0
votes

I'm currently building an application with Apache Spark (pyspark), and I have the following use case:

  • Run pyspark with local mode (using spark-submit local[*]).
  • Write the results of my spark job to S3 in the form of partitioned Parquet files.
  • Ensure that each job overwrite the particular partition it is writing to, in order to ensure idempotent jobs.
  • Ensure that spark-staging files are written to local disk before being committed to S3, as staging in S3, and then committing via a rename operation, is very expensive.

For various internal reasons, all four of the above bullet points are non-negotiable.

I have everything but the last bullet point working. I'm running a pyspark application, and writing to S3 (actually an on-prem Ceph instance), ensuring that spark.sql.sources.partitionOverwriteMode is set to dynamic.

However, this means that my spark-staging files are being staged in S3, and then committed by using a delete-and-rename operation, which is very expensive.

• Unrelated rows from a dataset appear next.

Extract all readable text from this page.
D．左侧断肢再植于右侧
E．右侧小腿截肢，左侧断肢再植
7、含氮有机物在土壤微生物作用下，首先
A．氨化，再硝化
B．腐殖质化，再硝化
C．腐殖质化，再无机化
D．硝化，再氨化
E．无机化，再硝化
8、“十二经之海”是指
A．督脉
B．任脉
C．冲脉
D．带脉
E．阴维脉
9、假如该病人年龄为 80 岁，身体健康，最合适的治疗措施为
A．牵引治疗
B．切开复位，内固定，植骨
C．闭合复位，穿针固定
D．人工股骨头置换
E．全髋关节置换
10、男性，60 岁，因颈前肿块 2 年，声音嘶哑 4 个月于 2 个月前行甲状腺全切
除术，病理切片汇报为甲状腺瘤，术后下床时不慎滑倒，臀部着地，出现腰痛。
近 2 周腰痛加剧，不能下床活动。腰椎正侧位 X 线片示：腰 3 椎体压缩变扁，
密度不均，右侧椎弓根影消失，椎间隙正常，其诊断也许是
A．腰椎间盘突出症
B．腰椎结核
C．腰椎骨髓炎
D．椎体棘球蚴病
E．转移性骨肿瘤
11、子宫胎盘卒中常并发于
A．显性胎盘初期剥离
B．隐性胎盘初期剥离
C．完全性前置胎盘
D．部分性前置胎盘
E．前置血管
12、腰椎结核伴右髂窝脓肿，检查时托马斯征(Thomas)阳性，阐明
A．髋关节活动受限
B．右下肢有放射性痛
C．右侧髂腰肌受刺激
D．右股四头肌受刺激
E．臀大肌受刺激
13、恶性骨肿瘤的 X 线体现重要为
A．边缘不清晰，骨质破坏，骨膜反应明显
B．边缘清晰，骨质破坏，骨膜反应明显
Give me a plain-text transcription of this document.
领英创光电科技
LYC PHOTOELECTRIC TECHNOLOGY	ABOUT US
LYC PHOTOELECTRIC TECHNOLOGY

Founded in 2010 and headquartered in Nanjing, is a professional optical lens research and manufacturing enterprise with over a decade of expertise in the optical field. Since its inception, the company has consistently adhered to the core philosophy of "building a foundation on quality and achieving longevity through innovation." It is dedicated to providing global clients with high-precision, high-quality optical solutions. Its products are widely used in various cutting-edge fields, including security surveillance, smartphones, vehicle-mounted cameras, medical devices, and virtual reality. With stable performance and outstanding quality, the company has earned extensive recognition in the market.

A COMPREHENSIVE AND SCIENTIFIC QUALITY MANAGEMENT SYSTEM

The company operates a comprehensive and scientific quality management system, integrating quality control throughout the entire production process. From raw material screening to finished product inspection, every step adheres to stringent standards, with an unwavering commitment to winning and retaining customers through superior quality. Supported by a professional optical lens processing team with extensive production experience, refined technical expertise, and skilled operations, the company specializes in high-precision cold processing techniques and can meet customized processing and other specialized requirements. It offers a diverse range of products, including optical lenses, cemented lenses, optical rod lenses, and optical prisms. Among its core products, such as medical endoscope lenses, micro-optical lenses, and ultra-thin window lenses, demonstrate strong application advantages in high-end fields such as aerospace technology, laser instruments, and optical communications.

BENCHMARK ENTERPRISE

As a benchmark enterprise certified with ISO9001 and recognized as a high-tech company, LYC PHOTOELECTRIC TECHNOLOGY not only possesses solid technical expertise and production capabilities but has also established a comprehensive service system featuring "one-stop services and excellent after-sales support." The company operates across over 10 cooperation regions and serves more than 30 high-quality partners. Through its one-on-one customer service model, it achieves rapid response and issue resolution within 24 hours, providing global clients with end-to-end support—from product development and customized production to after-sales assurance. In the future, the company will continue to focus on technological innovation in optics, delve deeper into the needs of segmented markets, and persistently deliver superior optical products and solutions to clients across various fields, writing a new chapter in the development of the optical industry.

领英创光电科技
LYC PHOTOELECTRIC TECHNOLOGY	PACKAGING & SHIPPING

I've tried using the Spark Directory Committer in order to stage files on my local disk. This works great unless spark.sql.sources.partitionOverwriteMode.

After digging through the source code, it looks like the PathOutputCommitter does not support Dynamic Partition Overwriting.

At this point, I'm stuck. I want to be able to write my staging files to local disk, and then commit the results to S3. However, I also need to be able to dynamically overwrite a single partition without overwriting the entire Parquet table.

For reference, I'm running pyspark=3.1.2, and using the following spark-submit command:

spark-submit --repositories https://repository.cloudera.com/artifactory/cloudera-repos/ --packages com.amazonaws:aws-java-sdk:1.11.375,org.apache.hadoop:hadoop-aws:3.2.0,org.apache.spark:spark-hadoop-cloud_2.12:3.1.1.3.1.7270.0-253

I get the following error when spark.sql.sources.partitionOverwriteMode is set to dynamic:

java.io.IOException: PathOutputCommitProtocol does not support dynamicPartitionOverwrite

My spark config is as follows:


        self.spark.conf.set("spark.sql.files.ignoreCorruptFiles", "true")
        self.spark.conf.set("spark.sql.execution.arrow.pyspark.enabled", "true")

        self.spark.conf.set("spark.hadoop.fs.s3a.committer.name", "magic")

        self.spark.conf.set("spark.sql.sources.commitProtocolClass",
                            "org.apache.spark.internal.io.cloud.PathOutputCommitProtocol")

        self.spark.conf.set("spark.sql.parquet.output.committer.class",
                            "org.apache.spark.internal.io.cloud.BindingParquetOutputCommitter")

        self.spark.conf.set(
            "spark.sql.sources.partitionOverwriteMode", "dynamic"
        )